Por ter na sua história a presença de uma figura paterna extremamente rígida, austera e com nível acentuado de exigência em relação a acatar ordens, a primeira conjectura que houve foi em cima "do medo muito grande" que o impedia de raciocinar pelo fato de que "pular a janela" teria um significado de quebrar limite. A partir daí se constatou, através de testes que, realmente o sujeito estava emocionalmente prejudicado. Por conta disto, abordou-se o caso ludoterapeuticamente, sempre apoiando-se na argumentação de que o distúrbio, advindo de uma forte repressão familiar, o impedia de aprender. Sua defasagem escolar, por ter aumentado muito com o passar dos anos, ilustrou que o caminho não era aquele e que o caso exigia maior acuidade. Constatou-se por fim, que o garoto era portador de uma disfunção neurológica que, apesar de pequena, trazia-lhe os transtornos escolares. Caso a situação tivesse sido elucidada precocemente ter-se-ia focado, através de exercícios, o ponto-chave causador da inoperância.
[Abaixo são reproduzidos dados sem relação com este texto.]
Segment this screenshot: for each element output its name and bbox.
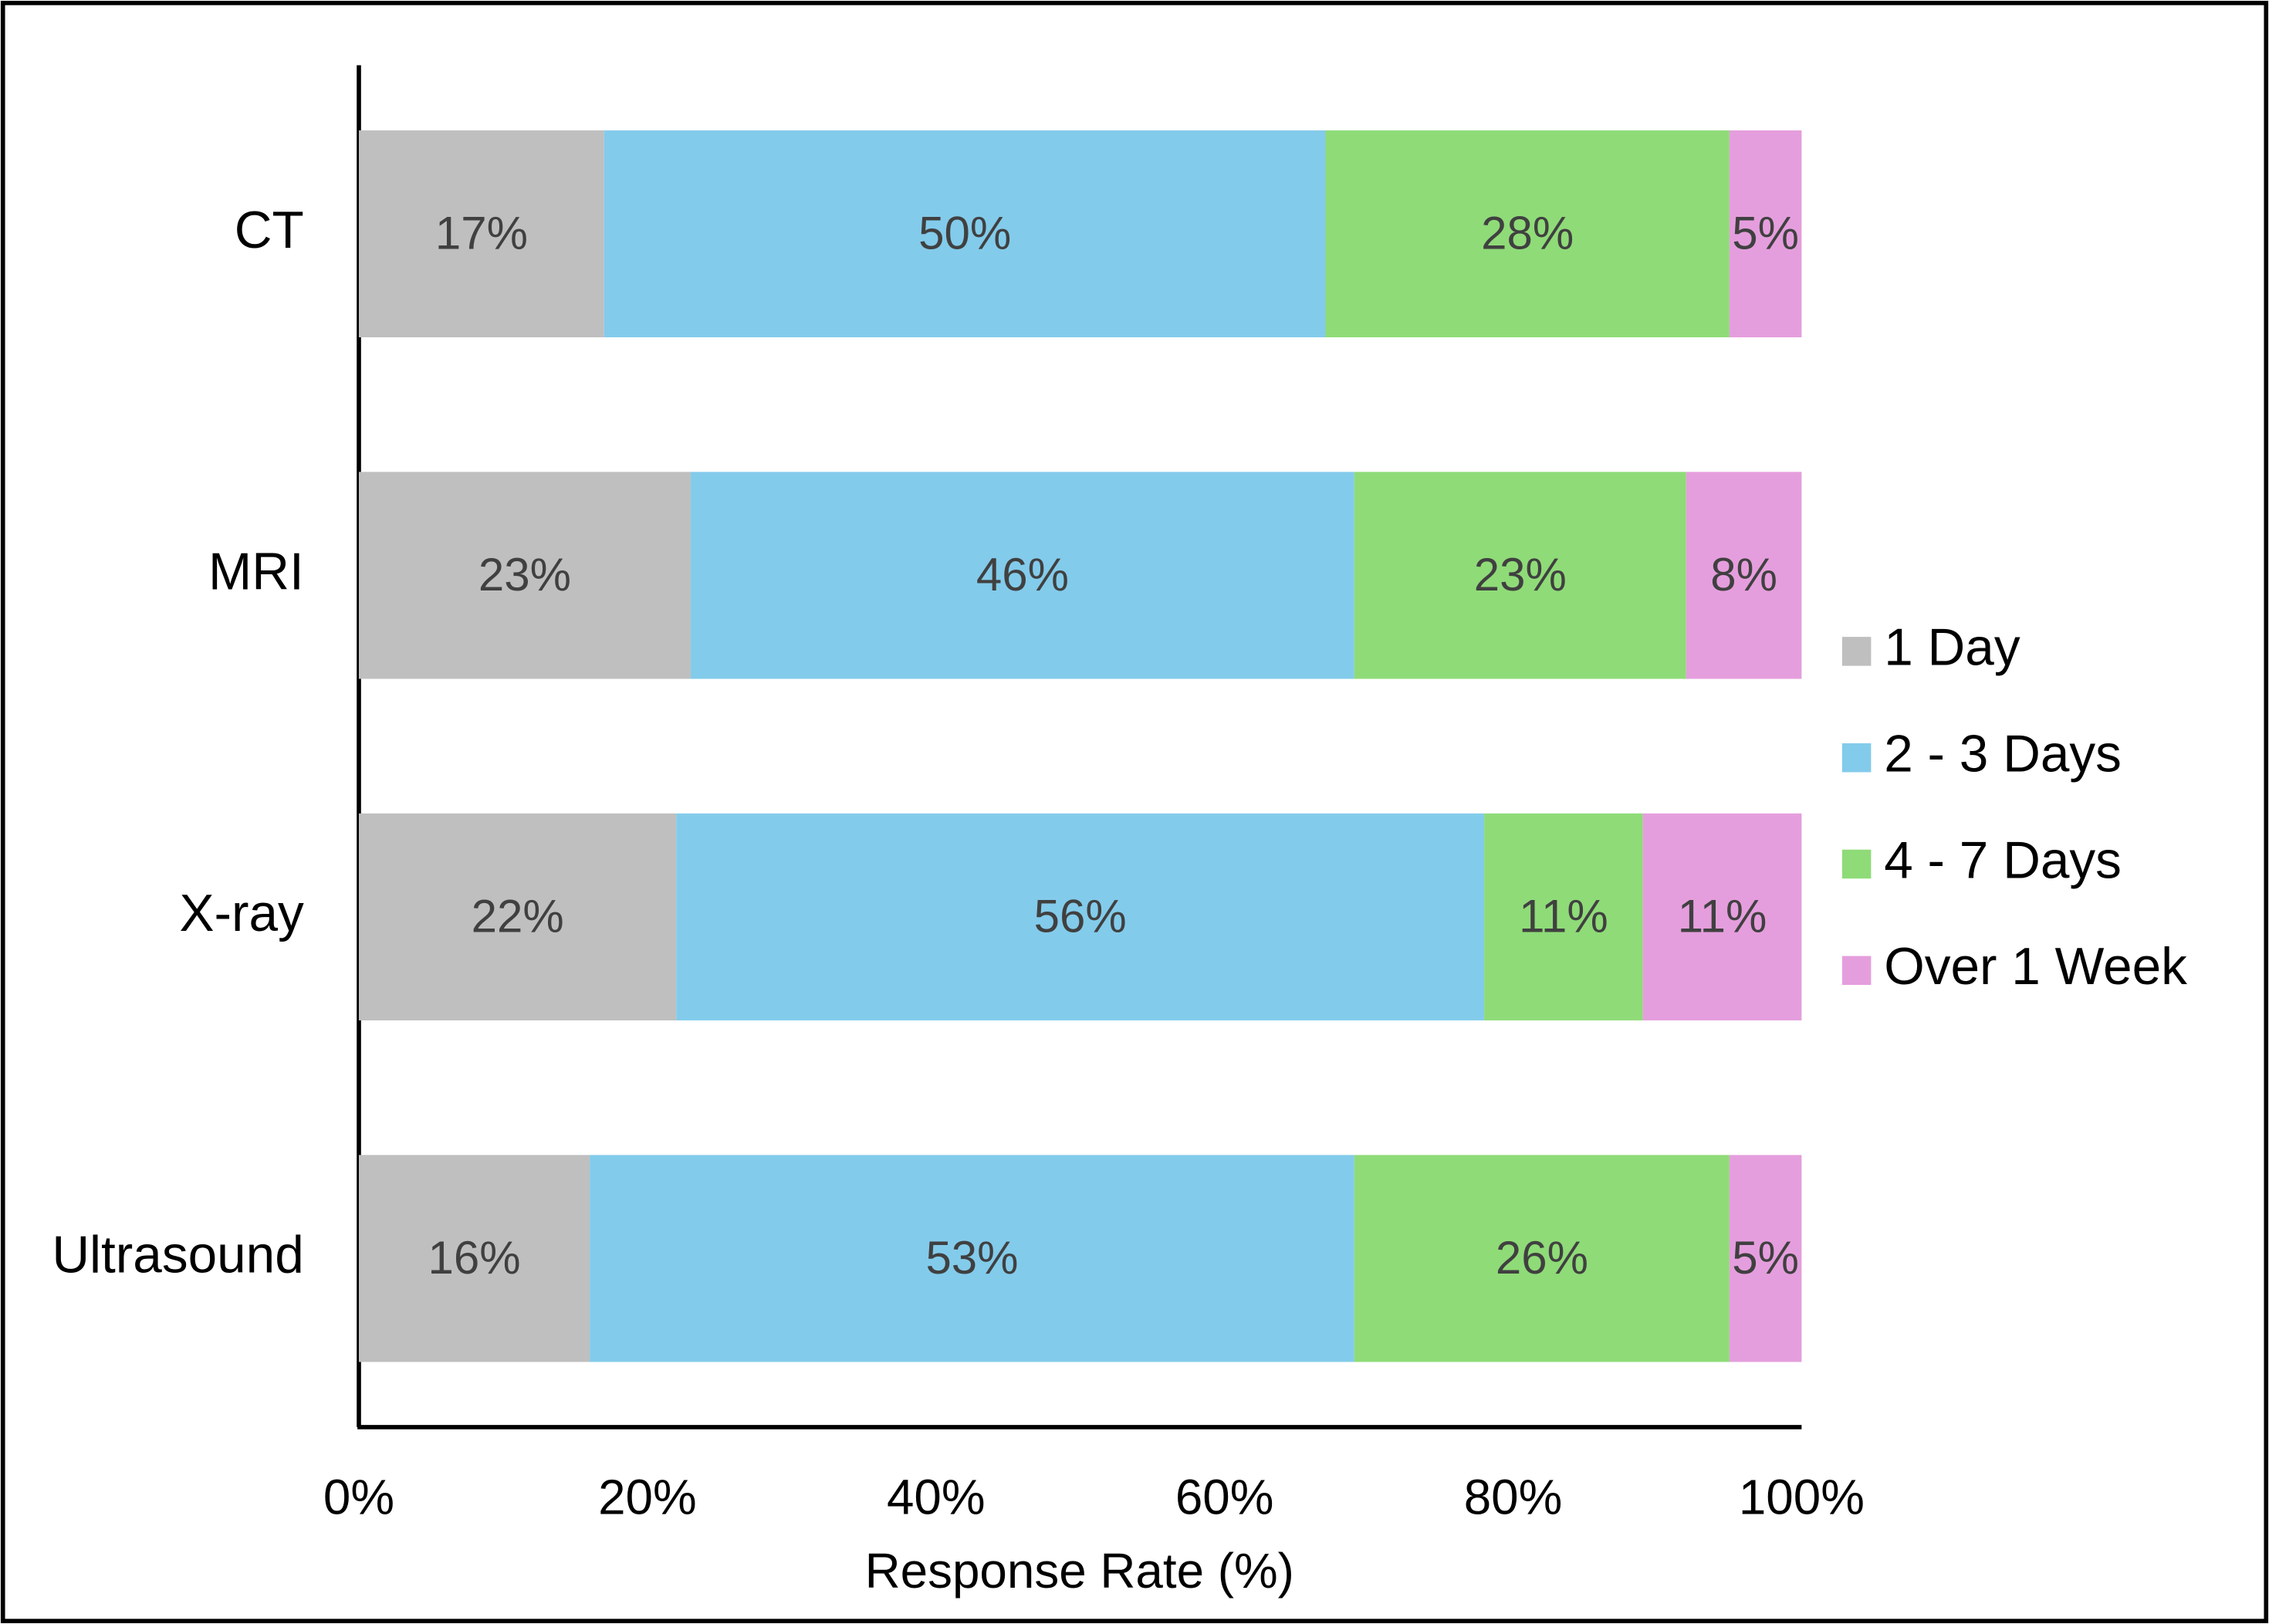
legend-label: 2 - 3 Days — [1884, 726, 2122, 783]
data-label: 16% — [428, 1232, 521, 1284]
bar-segment — [1354, 1155, 1730, 1362]
data-label: 5% — [1732, 208, 1799, 259]
data-label: 11% — [1519, 891, 1608, 942]
bar-segment — [604, 130, 1326, 337]
y-tick-label: X-ray — [179, 885, 304, 942]
data-label: 22% — [472, 891, 564, 942]
x-tick-label: 60% — [1175, 1469, 1274, 1524]
y-tick-label: MRI — [208, 543, 304, 601]
legend-swatch — [1841, 956, 1872, 986]
y-tick-label: CT — [235, 201, 304, 259]
legend-swatch — [1841, 637, 1872, 666]
bar-segment — [359, 130, 604, 337]
y-tick-label: Ultrasound — [52, 1226, 303, 1284]
legend-label: Over 1 Week — [1884, 938, 2187, 996]
data-label: 23% — [478, 549, 571, 601]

O paciente apresentava comprometimento emocional sim mas, advindo dos inúmeros fracassos que fora acumulado. Não era uma criança tão frágil a ponto de não encontrar meios para sobreviver à austeridade paterna; pelo contrário, mostrava bons recursos quanto a processos adaptativos de cunho afetivo-emocional. Desvirtuou-se, neste caso, por contaminação, o diagnóstico.

Meu objetivo aqui, está longe de ser a defesa da idéia de que só existem casos de origem orgânica; minha ênfase recai sobre a necessidade ímpar de um diagnóstico amplo, que possa ser sustentado por grande gama de hipóteses, com o estudo expandindo-se para as três grandes áreas: cognitiva (intelectual), afetivo-emocional e motora em busca do ponto de origem, da célula-mãe. Assim, os primeiros achados não devem ser considerados como definitivos.

No exemplo citado, a disfunção provocava um rebaixamento do raciocínio lógico, impedindo a criança de encontrar alternativas; não extrapolava para situações novas, experiências anteriores.

Pergunta-se: nesta caso, se bem encaminhado o processo, haveria possibilidade de resgate total? Apesar de ser muito difícil responder, poderíamos arriscar, dizendo que grande chance esta criança teria de estar desenvolvendo este aspecto e, mesmo que não atingisse o patamar ideal, pelo menos o nível de exigência acadêmica teria sido adaptada às suas possibilidades, sem o desgaste que a expectativa traz no seu bojo.

Embora parecendo repetitiva, quero enfatizar que meu objetivo não é negar que déficits na aprendizagem não possam ser originários do emocional, mesmo porque estaria negando a minha própria formação básica. No entanto, a exploração deve ser ampla, o estudo cuidadoso e o diagnóstico muito claro. Há os casos inclusive que, por apresentarem discrepâncias mais evidentes quanto à situação padronizada que a cultura e tradição impõem às escolas, passam não apenas a serem vistos, como passam realmente a "funcionarem" como limítrofes, sem o serem; são casos que tipificam uma situação emocional como causadora deste quadro. Ficam como exemplo, casos freqüentes de adoção que, embora sem subsídios familiares anteriores, notamos serem portadores unicamente de desordens afetivo-emocionais que se manifestam no processo escolar. São situações onde lidar com a verdade se torna conflitante para os próprios pais que, neste caso, também necessitam de orientação familiar, além do atendimento feito à criança.